At EconLog, David Henderson has an excellent post exposing CBS News’s unmistakable bias on the issue of climate change. Frequent commenter Thomas Hutcheson posted, in response, this remark:
“like the idea that if we don’t do a lot now, we will have big trouble within a few years.”
Crudely put, but the sooner we tax net emissions of CO2 and methane, (admittedly that is not “a lot”) the lower the tax will need to be to achieve any given target CO2 concentration in the atmosphere.
In response to Mr. Hutcheson’s remark, I posted this comment – a comment (here very slightly modified) that repeats a point that I make often, but one that is consistently ignored by far too many people:
Mr. Hutcheson: You write as if you have solid information confirming that the best way to deal with climate change is to reduce emissions of CO2 and methane. I understand that nearly everyone assumes that reducing greenhouse-gas emissions is the only, or at least the unquestionably best, means of dealing with climate change. But this assumption is no more than that: an assumption – and, at that, an assumption taken on faith.

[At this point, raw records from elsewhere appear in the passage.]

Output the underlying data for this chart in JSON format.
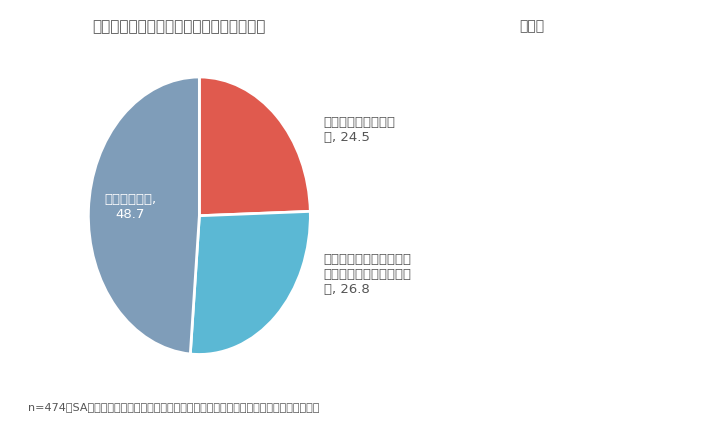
{
  "title": "「フェーズフリー」の認知状況（自治体）",
  "title_right": "（％）",
  "footnote": "n=474，SA　「災害時における授乳環境の整備、および備蓄状況に関する実態調査」より",
  "slices": [
    {
      "label": "意味まで理解してい\nた, 24.5",
      "value": 24.5,
      "color": "#E05A4E"
    },
    {
      "label": "聴いたことはあったが意\n味まで理解していなかっ\nた, 26.8",
      "value": 26.8,
      "color": "#5BB8D4"
    },
    {
      "label": "知らなかった,\n48.7",
      "value": 48.7,
      "color": "#7F9DB9"
    }
  ],
  "startangle": 90,
  "background_color": "#FFFFFF",
  "text_color": "#555555"
}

We have, as far as I know, no solid information showing that the costs of efforts to reduce CO2 emissions (by whatever amount) are worth the resulting benefits. What would be sacrificed by such efforts? And how do we know that the value of these sacrifices would be less than the value of what would be sacrificed if humanity dealt with climate change instead in some alternative manner – say, by building higher seawalls and more air-conditioning? Or by arranging to increase the earth’s albedo? Or by reducing government-erected barriers to the construction and use of nuclear-power plants? Or perhaps even by simply suffering climate-change’s negative (along with its positive) consequences? Or by some combination of these (and other) means of dealing with climate change without reducing emissions of CO2?
I do not deny that perhaps in the mind of god the best way to deal with climate change is to reduce, or even to eliminate completely ASAP, emissions of CO2. But having no access to god’s mind, I can admit this possibility only as, well, a possibility – one among countless alternative possibilities.
The core point here is that no one – not St. Greta of Stockholm, not Pres. Biden, not Al Gore, not you, no one – has access to the mind of god. Even putting aside the fact that there is (as David correctly points out) serious debate among serious scientists about many aspects of the climate-change question (see, e.g., Steven Koonin’s excellent 2021 book, Unsettled?), we simply have no reason to know if – and, if so, by how much – reductions in CO2 emissions are an appropriate tool to use to deal with climate change. Given this lack of adequate information, it’s highly unscientific to endorse taxes on carbon emissions as if the case for such taxes has been scientifically established. That case has not been so established. Not by a long shot.